Today's enterprises hold more data than ever. With these assets continuing to grow at an exponential rate, it's vital you have the right processes and technologies to effectively manage them. And, sooner or later, the existing solutions you have in place for handling this data aren't going to be adequate.
Conducting a data migration to more modern and suitable solutions is therefore something every firm will have to be ready for. Often in today's environment, this means a cloud migration, but these projects don't necessarily involve moving to the cloud. Shifting data from a legacy application to a new system or transferring databases from outdated arrays to more up-to-date hardware within your data center also fall under this category.
However, no matter what type of migration it is you're planning, this can be a process fraught with difficulty. According to research by Experian, for instance, just 46% of these projects are completed on time, while only around a third (36%) are achieved within budget. In some cases, total failures of data migration plans can cause major disruption if they leave employees unable to access vital resources easily.

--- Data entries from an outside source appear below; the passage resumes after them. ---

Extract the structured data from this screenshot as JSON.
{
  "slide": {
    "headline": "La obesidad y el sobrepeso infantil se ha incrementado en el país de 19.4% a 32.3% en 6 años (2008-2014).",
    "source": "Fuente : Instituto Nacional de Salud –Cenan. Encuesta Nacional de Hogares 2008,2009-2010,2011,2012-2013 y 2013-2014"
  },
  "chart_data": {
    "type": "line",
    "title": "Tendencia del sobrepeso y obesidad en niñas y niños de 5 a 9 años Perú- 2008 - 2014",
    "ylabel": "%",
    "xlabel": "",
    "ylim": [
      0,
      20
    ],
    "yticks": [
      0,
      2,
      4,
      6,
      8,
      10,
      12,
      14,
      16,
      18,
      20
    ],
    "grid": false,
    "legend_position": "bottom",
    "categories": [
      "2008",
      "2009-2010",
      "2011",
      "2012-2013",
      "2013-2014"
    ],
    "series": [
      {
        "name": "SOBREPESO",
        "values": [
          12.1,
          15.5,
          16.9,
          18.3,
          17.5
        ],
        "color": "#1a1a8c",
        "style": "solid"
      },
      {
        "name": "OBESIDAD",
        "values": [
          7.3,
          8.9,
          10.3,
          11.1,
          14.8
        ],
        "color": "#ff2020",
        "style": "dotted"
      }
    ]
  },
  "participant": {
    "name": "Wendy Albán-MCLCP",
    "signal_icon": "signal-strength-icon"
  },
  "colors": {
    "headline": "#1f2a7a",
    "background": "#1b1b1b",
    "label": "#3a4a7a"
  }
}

With this in mind, here are some of the most common data migration mistakes you're likely to face, and how you can overcome these challenges.
1. Insufficient planning
Many of the issues firms may encounter throughout the process can be traced back to a failure to draw up a clear and comprehensive data migration strategy long before the first byte of data is transferred.
Not having a plan is the root cause of many time and budget overruns as firms fail to appreciate the scale of the task in front of them. For instance, one critical step must be to identify exactly where all your relevant data is and in what format. Today's businesses often have huge amounts of data spread around the world that, if missed, can add time and expense to the project.
Having the right people and expertise in place is also vital. Deloitte reported that a lack of understanding of technology is one of the leading obstacles to successful data migration, with 44% of professionals citing this as an issue. Therefore, it's essential you take the time to bring in the right skilled personnel, who understand both the existing and target systems and see where any bottlenecks may lie and what changes, if any, will be required to data formats.
2. Failure to engage with business units
Treating a data migration as purely an IT project is another common mistake. Your IT pros may understand the reasons behind shifting to a new platform or system, but if the people actually using the data day-to-day don't, they're likely to be frustrated by any disruption this causes.
This can result in a range of problems, from individuals continuing to enter data in since-discontinued formats to personnel not being able to find critical information when they need it.
Involving business units from the start can also help identify any potential issues that may come up, and allow you to work proactively to resolve them. It's likely to be the case that data will need to be cleansed, merged or restructured in order to fit the new system, but this could cause significant knock-on effects for the people who actually use this data every day.
3. Not analyzing your source data effectively
A failure to understand the status of your original data can lead to a range of issues. Duplicated data, for instance, can cause major headaches when migrated into new systems, especially if it comes from disparate sources. This not only adds unnecessary time to the project, but can cause confusion if multiple records end up in the same system.
Similarly, disparities in how data is formatted, errors or misspelling in original files and gaps in information can also add time and complexity to the project, so it's essential you're aware of where these issues lie and have a plan in place to address them when scoping out budgets and timelines.
You should be particularly wary of less structured data elements. For example, a database may have specific fields for certain categories of information, but also have a more open-ended section where users could add notes or additional information. If so, how will this be replicated in the new system?
4. Not testing and validating your implementation
Another common mistake is assuming that once you have migrated your data, this should be considered a success. Testing and validating the system to ensure any changes you've made to your data are reflected properly is a must. This should be done using full-volume, real-world data to cover all possible scenarios. Using limited samples of data may be more convenient, but it could lead to you missing potential problems.
Testing should take place throughout the process, not only at the end. For example, if there’s no clear strategy for this in place, you may discover far too late that your data is incompatible with the new system. Make sure everyone knows who's responsible for this in your initial data migration plan, as well as who will sign off on the results.